New Delhi: BPO services provider Hinduja Global Solutions (HGS) today said its consolidated net profit declined by 10.5 per cent to Rs. 38.5 crore for the second quarter ended September 30, 2014 even as its consolidated net sales registered a growth.
Its net profit stood at Rs. 42.9 crore in the year-ago period, it said in a statement.
HGC, part of the diversified Hinduja Group, posted a 8.5 per cent growth in consolidated net sales at Rs. 702.1 crore in July-September quarter this fiscal from Rs. 647.3 crore in the same quarter of 2013-14 fiscal.
Quarter-on-quarter, the firm's net profit rose by 18.3 per cent in July-September from Rs. 32.5 crore in the first quarter of 2014-15 fiscal. Net sales were up 5.4 per cent from Rs. 666.2 crore during the same period.
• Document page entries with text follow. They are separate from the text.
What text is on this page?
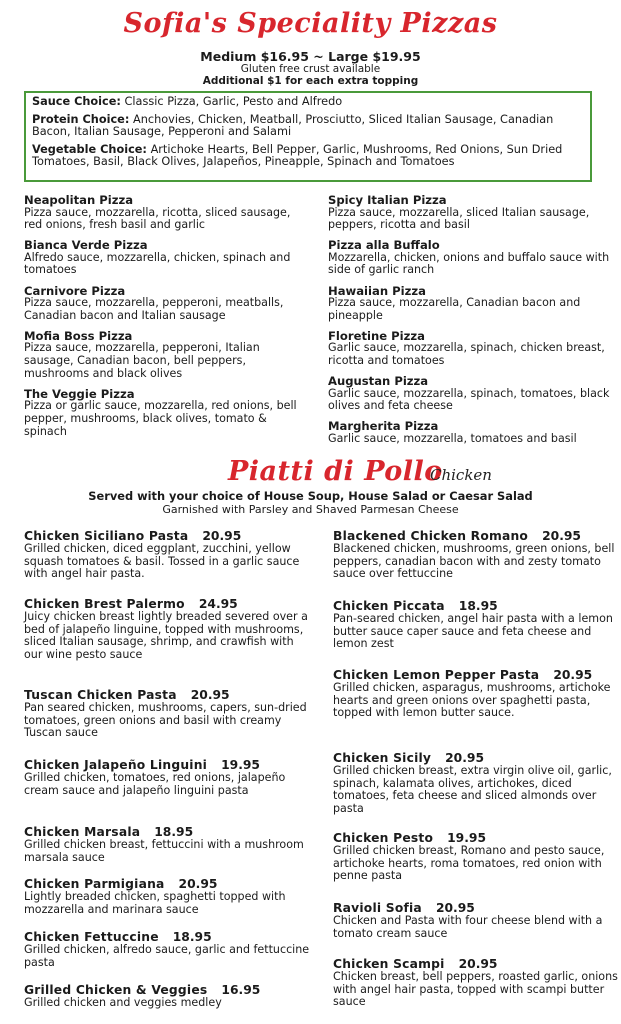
Sofia's Speciality Pizzas
Medium $16.95 ~ Large $19.95
Gluten free crust available
Additional $1 for each extra topping

Sauce Choice: Classic Pizza, Garlic, Pesto and Alfredo

Protein Choice: Anchovies, Chicken, Meatball, Prosciutto, Sliced Italian Sausage, Canadian Bacon, Italian Sausage, Pepperoni and Salami

Vegetable Choice: Artichoke Hearts, Bell Pepper, Garlic, Mushrooms, Red Onions, Sun Dried Tomatoes, Basil, Black Olives, Jalapeños, Pineapple, Spinach and Tomatoes

Neapolitan Pizza
Pizza sauce, mozzarella, ricotta, sliced sausage, red onions, fresh basil and garlic
Bianca Verde Pizza
Alfredo sauce, mozzarella, chicken, spinach and tomatoes
Carnivore Pizza
Pizza sauce, mozzarella, pepperoni, meatballs, Canadian bacon and Italian sausage
Mofia Boss Pizza
Pizza sauce, mozzarella, pepperoni, Italian sausage, Canadian bacon, bell peppers, mushrooms and black olives
The Veggie Pizza
Pizza or garlic sauce, mozzarella, red onions, bell pepper, mushrooms, black olives, tomato & spinach
Spicy Italian Pizza
Pizza sauce, mozzarella, sliced Italian sausage, peppers, ricotta and basil
Pizza alla Buffalo
Mozzarella, chicken, onions and buffalo sauce with side of garlic ranch
Hawaiian Pizza
Pizza sauce, mozzarella, Canadian bacon and pineapple
Floretine Pizza
Garlic sauce, mozzarella, spinach, chicken breast, ricotta and tomatoes
Augustan Pizza
Garlic sauce, mozzarella, spinach, tomatoes, black olives and feta cheese
Margherita Pizza
Garlic sauce, mozzarella, tomatoes and basil
Piatti di Pollo
Chicken
Served with your choice of House Soup, House Salad or Caesar Salad
Garnished with Parsley and Shaved Parmesan Cheese
Chicken Siciliano Pasta 20.95
Grilled chicken, diced eggplant, zucchini, yellow squash tomatoes & basil. Tossed in a garlic sauce with angel hair pasta.
Chicken Brest Palermo 24.95
Juicy chicken breast lightly breaded severed over a bed of jalapeño linguine, topped with mushrooms, sliced Italian sausage, shrimp, and crawfish with our wine pesto sauce
Tuscan Chicken Pasta 20.95
Pan seared chicken, mushrooms, capers, sun-dried tomatoes, green onions and basil with creamy Tuscan sauce
Chicken Jalapeño Linguini 19.95
Grilled chicken, tomatoes, red onions, jalapeño cream sauce and jalapeño linguini pasta
Chicken Marsala 18.95
Grilled chicken breast, fettuccini with a mushroom marsala sauce
Chicken Parmigiana 20.95
Lightly breaded chicken, spaghetti topped with mozzarella and marinara sauce
Chicken Fettuccine 18.95
Grilled chicken, alfredo sauce, garlic and fettuccine pasta
Grilled Chicken & Veggies 16.95
Grilled chicken and veggies medley
Blackened Chicken Romano 20.95
Blackened chicken, mushrooms, green onions, bell peppers, canadian bacon with and zesty tomato sauce over fettuccine
Chicken Piccata 18.95
Pan-seared chicken, angel hair pasta with a lemon butter sauce caper sauce and feta cheese and lemon zest
Chicken Lemon Pepper Pasta 20.95
Grilled chicken, asparagus, mushrooms, artichoke hearts and green onions over spaghetti pasta, topped with lemon butter sauce.
Chicken Sicily 20.95
Grilled chicken breast, extra virgin olive oil, garlic, spinach, kalamata olives, artichokes, diced tomatoes, feta cheese and sliced almonds over pasta
Chicken Pesto 19.95
Grilled chicken breast, Romano and pesto sauce, artichoke hearts, roma tomatoes, red onion with penne pasta
Ravioli Sofia 20.95
Chicken and Pasta with four cheese blend with a tomato cream sauce
Chicken Scampi 20.95
Chicken breast, bell peppers, roasted garlic, onions with angel hair pasta, topped with scampi butter sauce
Commenting on the performance, HGS CEO Partha DeSarkar said: “Our EBITDA margin of 11.5 per cent remained stable at the first quarter levels after absorbing substantial ramp-up costs related to the expansion of facilities in the Philippines.”
Net sales was helped by broad based growth across all geographies and verticals, with healthcare being the major contributor. The growth in the quarter was offset to a certain extent by unfavourable foreign exchange variations of around 3.5 per cent.
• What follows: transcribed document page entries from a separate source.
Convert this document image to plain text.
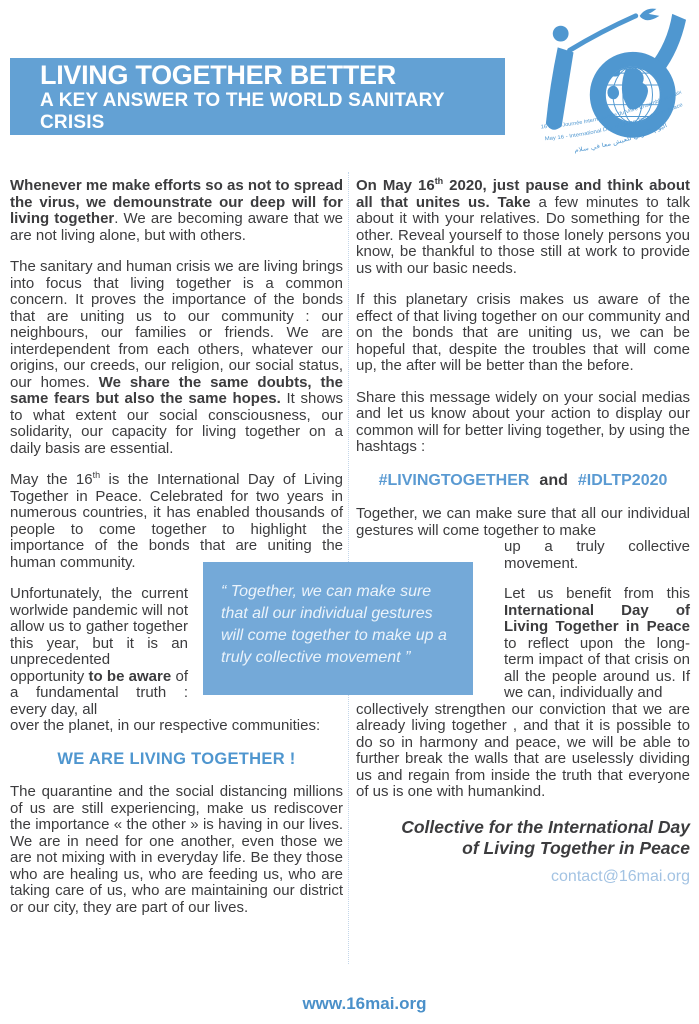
LIVING TOGETHER BETTER
A KEY ANSWER TO THE WORLD SANITARY CRISIS	16 Mai - Journée Internationale du Vivre Ensemble en Paix
May 16 - International Day of Living Together in Peace
اليوم الدولي للعيش معا في سلام

Whenever me make efforts so as not to spread the virus, we demounstrate our deep will for living together. We are becoming aware that we are not living alone, but with others.

The sanitary and human crisis we are living brings into focus that living together is a common concern. It proves the importance of the bonds that are uniting us to our community : our neighbours, our families or friends. We are interdependent from each others, whatever our origins, our creeds, our religion, our social status, our homes. We share the same doubts, the same fears but also the same hopes. It shows to what extent our social consciousness, our solidarity, our capacity for living together on a daily basis are essential.

May the 16th is the International Day of Living Together in Peace. Celebrated for two years in numerous countries, it has enabled thousands of people to come together to highlight the importance of the bonds that are uniting the human community.

Unfortunately, the current worlwide pandemic will not allow us to gather together this year, but it is an unprecedented opportunity to be aware of a fundamental truth : every day, all

over the planet, in our respective communities:

WE ARE LIVING TOGETHER !

The quarantine and the social distancing millions of us are still experiencing, make us rediscover the importance « the other » is having in our lives. We are in need for one another, even those we are not mixing with in everyday life. Be they those who are healing us, who are feeding us, who are taking care of us, who are maintaining our district or our city, they are part of our lives.

On May 16th 2020, just pause and think about all that unites us. Take a few minutes to talk about it with your relatives. Do something for the other. Reveal yourself to those lonely persons you know, be thankful to those still at work to provide us with our basic needs.

If this planetary crisis makes us aware of the effect of that living together on our community and on the bonds that are uniting us, we can be hopeful that, despite the troubles that will come up, the after will be better than the before.

Share this message widely on your social medias and let us know about your action to display our common will for better living together, by using the hashtags :

#LIVINGTOGETHER and #IDLTP2020

Together, we can make sure that all our individual gestures will come together to make

up a truly collective movement.

Let us benefit from this International Day of Living Together in Peace to reflect upon the long-term impact of that crisis on all the people around us. If we can, individually and

collectively strengthen our conviction that we are already living together , and that it is possible to do so in harmony and peace, we will be able to further break the walls that are uselessly dividing us and regain from inside the truth that everyone of us is one with humankind.

Collective for the International Day of Living Together in Peace
contact@16mai.org
“ Together, we can make sure that all our individual gestures will come together to make up a truly collective movement ”
www.16mai.org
As of September 30, 2014, HGS had a net debt of Rs. 67.8 crore and a net worth of Rs. 1,522.1 crore.
The firm had 143 active clients (excluding payroll processing clients) at the end of the second quarter.
The total headcount stood at 28,120, of which 60 per cent were based in India, 19 per cent in Philippines, 9 per cent in the U.S., 9 per cent in Canada and the remaining 3 per cent in Europe.
DeSarkar said: “Looking ahead, we see significant growth opportunities across our business. Healthcare vertical, in particular, is anticipated to be a major growth driver in the near term. Keeping in view the sales pipeline, we are confident that growth trajectory will be maintained.”
On its performance outlook, HGS said in the U.S., the firm continues to invest in sales and account management to strengthen client relationships, while in Canada it plans to expand existing facility to service increased volumes. Ramp-up cost may impact margins in the near term.
In Europe it will continue to expand profitability as well as investing in sales and marketing to support growth, while the Philippines market continues to experience strong demand for delivery centres, the company said.
The company's operations in India is expected to benefit from expansion of the line of services from existing clients, the statement said.